Mary Dearborn: Yes, I guess was schizophrenic and was — had a lobotomy, and he was very close to her, and he remained close to her and he took care of her. And Carson kind of filled that same role. And Carson would say, you know, "I can't wait to meet Rose. I'm just like Rose." And then in very different ways, she was. There's a story that I love about Tennessee Williams, and I can't do a Southern accent, so you have to just hear it in your head. He brought her for a birthday or something a couple of lovebirds in a cage, and she enthused over them and whatever. And they had their visit and he was leaving and she said, "Tenn, would you just take those birds, please?" And Tennessee did. And he understood. And he liked the story because it's very Carson.

Peter Biello: Yeah. Was the quote in the book — I might be misremembering it too — but she said something like, "Can you please take those silly birds out of here?" Or something like that? The "silly" birds. And I'm thinking Tennessee Williams just brought her a gift!

Mary Dearborn: Yeah, I know.

Peter Biello: And she's saying, "Let it go."

Mary Dearborn: You have to — and you have to hear that in a Southern accent. But yeah, it was a complicated relationship. Also, you know, Tennessee had his own immense problems. And yet, or because of that, they really bonded. He was probably closer to her than anyone but the people she was in love with. So.

Peter Biello: Yeah. And she, he was a big presence in the last 15 years or so of her life—

Mary Dearborn: Yeah.

Peter Biello: — after her husband died by suicide. You mentioned her illnesses, which started with strep throat very early in life and wasn't treated the way it would be treated now.

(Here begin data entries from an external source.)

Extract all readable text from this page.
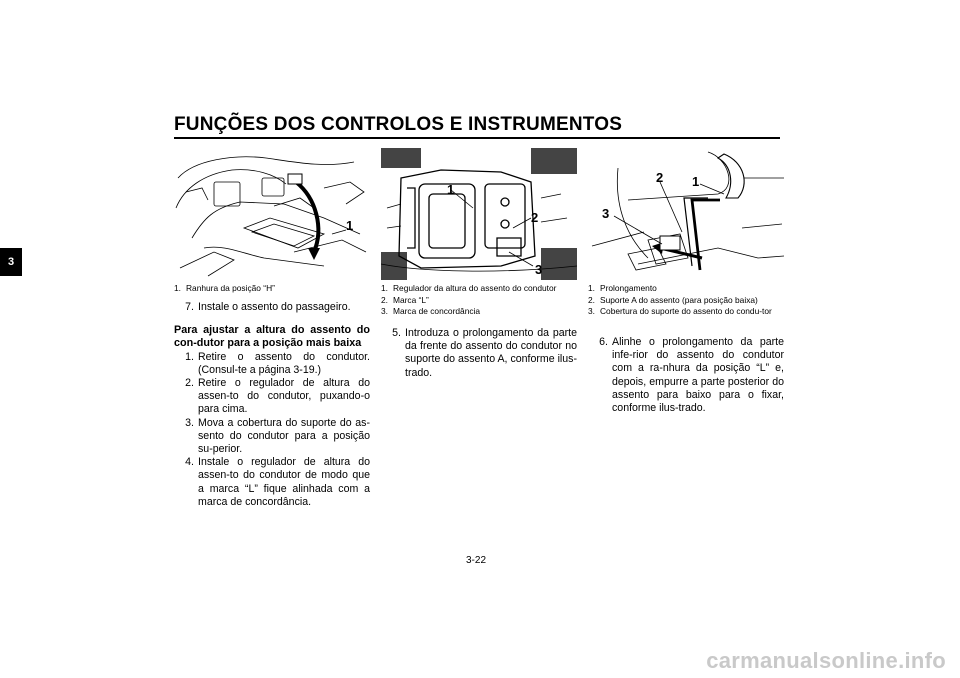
FUNÇÕES DOS CONTROLOS E INSTRUMENTOS
3
1
1. Ranhura da posição “H”
1
2
3
1. Regulador da altura do assento do condutor
2. Marca “L”
3. Marca de concordância
2
3
1
1. Prolongamento
2. Suporte A do assento (para posição baixa)
3. Cobertura do suporte do assento do condu-tor
7. Instale o assento do passageiro.
Para ajustar a altura do assento do con-dutor para a posição mais baixa
1. Retire o assento do condutor. (Consul-te a página 3-19.)
2. Retire o regulador de altura do assen-to do condutor, puxando-o para cima.
3. Mova a cobertura do suporte do as-sento do condutor para a posição su-perior.
4. Instale o regulador de altura do assen-to do condutor de modo que a marca “L” fique alinhada com a marca de concordância.
5. Introduza o prolongamento da parte da frente do assento do condutor no suporte do assento A, conforme ilus-trado.
6. Alinhe o prolongamento da parte infe-rior do assento do condutor com a ra-nhura da posição “L” e, depois, empurre a parte posterior do assento para baixo para o fixar, conforme ilus-trado.
3-22
carmanualsonline.info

So it led to rheumatic fever, which led to strokes which by the end of her life progressed so that the left side of her body was not really working and she was possibly going to have to have a leg amputated.

Mary Dearborn: Yes.

Peter Biello: So her physical abilities were really, really limited towards the end of her life and she did not look good.

Mary Dearborn: No.

Her friends remarked on how bad she looked. And I was thinking about all this, and then also how much she drank and how doctors would say don't drink and she would completely ignore that advice. And I just kept thinking, you know, she's only 50 when she dies. And a lot of her life was consumed by bad health. Do you think about that? Like what her productivity would have been like or what more she could have written if she had just been able to kick the alcohol habit?

Mary Dearborn: What's lost is just incredible. And really her writing starts falling off around age 35.

Peter Biello: So young.

Mary Dearborn: It really is young. So we think of what might have been. But yeah, she compounded the problems she had from her stroke with alcohol. I mean, it becomes a vicious circle, of course, because she's in pain. She drinks. It helps somewhat and then that just snowballs. Unfortunately, the people around her didn't say, "Carson, you're drinking too much. You have to stop." Starting with her family, who were all heavy drinkers, except maybe her brother. But her sister, who she was very close to, was in AA. Reeves was intermittently in AA, but ... I don't think anyone said, "Carson, come to a meeting with me." She was a genius and you didn't want to mess with that.